村祭りには、池の中に足場を組んで、芝生の観客席と向かい合う水上ステージが出来る。次々とバンドが登場して、このユニークなステージでの演奏を楽しみ、祭りの雰囲気を盛り上げていく。水上ステージでのイベントは、毎年秋の村祭りの恒例となった。池と同じく、土地の声を聞き、茶畠の起伏を活かした開発の恩恵であった。すべて“均らして・・・”の開発では、この素敵な芝生の斜面も、丘の上の可愛らしいカフェテリアも、まして水上ステージなど望むべくもなかったであろう。
これも恒例になっていた村祭りの花火大会は、この池にその華やかな彩りを映すことで、祭りのフィナーレを飾っていた。
池はそれを楽しむ人々によって、文化となる。

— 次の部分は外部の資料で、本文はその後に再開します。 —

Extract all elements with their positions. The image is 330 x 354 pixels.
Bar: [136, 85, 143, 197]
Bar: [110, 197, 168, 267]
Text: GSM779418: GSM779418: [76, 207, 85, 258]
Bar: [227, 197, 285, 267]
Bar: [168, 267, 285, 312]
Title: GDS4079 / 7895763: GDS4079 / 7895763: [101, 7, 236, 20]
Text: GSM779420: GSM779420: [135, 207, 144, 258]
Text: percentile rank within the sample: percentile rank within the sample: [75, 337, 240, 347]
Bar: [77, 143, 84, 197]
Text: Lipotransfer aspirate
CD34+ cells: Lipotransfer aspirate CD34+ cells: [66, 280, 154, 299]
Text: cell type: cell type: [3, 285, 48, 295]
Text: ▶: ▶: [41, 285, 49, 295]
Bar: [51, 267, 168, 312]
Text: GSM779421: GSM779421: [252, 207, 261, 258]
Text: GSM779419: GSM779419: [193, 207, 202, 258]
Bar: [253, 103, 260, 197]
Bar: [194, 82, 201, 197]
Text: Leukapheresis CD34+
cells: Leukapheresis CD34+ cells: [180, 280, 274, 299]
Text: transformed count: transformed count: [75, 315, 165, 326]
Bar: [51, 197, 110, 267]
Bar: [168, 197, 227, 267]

“役に立たない”という機能主義からの批判は、誤りであろう。
工事事務所をどこに置くかが問題になった時、フジタは、トラックによる資材の搬入が容易で造成、建設工に支障のない場所ということで、池の予定地が最善と言う。可能な限り、出来上がりを見ながら次に進むという手法を取りたいアレグザンダーは、先ず池を造成し、それとの関連を見ながらホーム・ルーム通り、管理棟の工事を進めたいと言う。
最終的には、フジタの言うとおりの位置に工事事務所を建てたが、その後、池との関連をチェックするために、池の輪郭を示す紐を用意したとは言え、実際に水を湛えた池があるわけではない。それを想定しながらのチェック作業はかなり面倒だった。池の予定地周辺には、資材が山積みとなっており、木材の刻みなど大工の仕事場でもあった。実施設計の図面はあるので、池の方から見たり、池の予定地越しにカフェテリアを見たりして、最終のチェックとレイ・アウトを確認していった。
それにしても、完成後、正門と広場の設計は完全に失敗だとある建築家に言われた時は驚いた。せっかくの池が、正門、広場から見えないというのである。彼はどうやら、図面だけでこのような発言をしたらしい。繰り返し確認してきたが、正門、広場のいずれからも、水を湛えた池をはっきり見ることが出来る。池を超えて緑の芝生の斜面の上に望む赤い屋根のカフェテリアは、このキャンパスで最も楽しい景観の一つだろう。
キャンパスは今呼吸を始めた
土手の斜面は石積みだった。膨大な面積の池の斜面に、一つずつ石を積んでいく作業は、年寄の石屋一人が手がけた。毎日黙々と、一つずつ丹念に微調整しながら石を積んでいくのである。時間のかかる、単調で根気のいる仕事だ。冬の寒い時期に、指先の微妙な感触を頼りに、気の長い作業が続いていった。ようやく完成した時には、見ているだけだったが、心からホッとしたのを覚えている。ただ積んであるようい見えるが、そこはプロの仕事、ピッタリ積まれた石はびくともしなかった。
工事の最終段階で注水が始まった。丸二日かけて満々と水を湛えた池がその全貌を現した。カフェテリア前の芝生の斜面から見ると、左手の大講堂から始まり右手の体育館で終わる建物群を水面に映す池は、大講堂の裏側に広がり、このキャンパスの生命の核になっていることを改めて実感できる。この池無しにこのキャンパスはあり得ない。池が、キャンパスに生命、リアリティーをあたえているのだ。
開校前に、生物の教員小島芳男がアヒルを十四羽放し、その日から池での生活が始まった。アレグザンダーに短いメッセージを送った。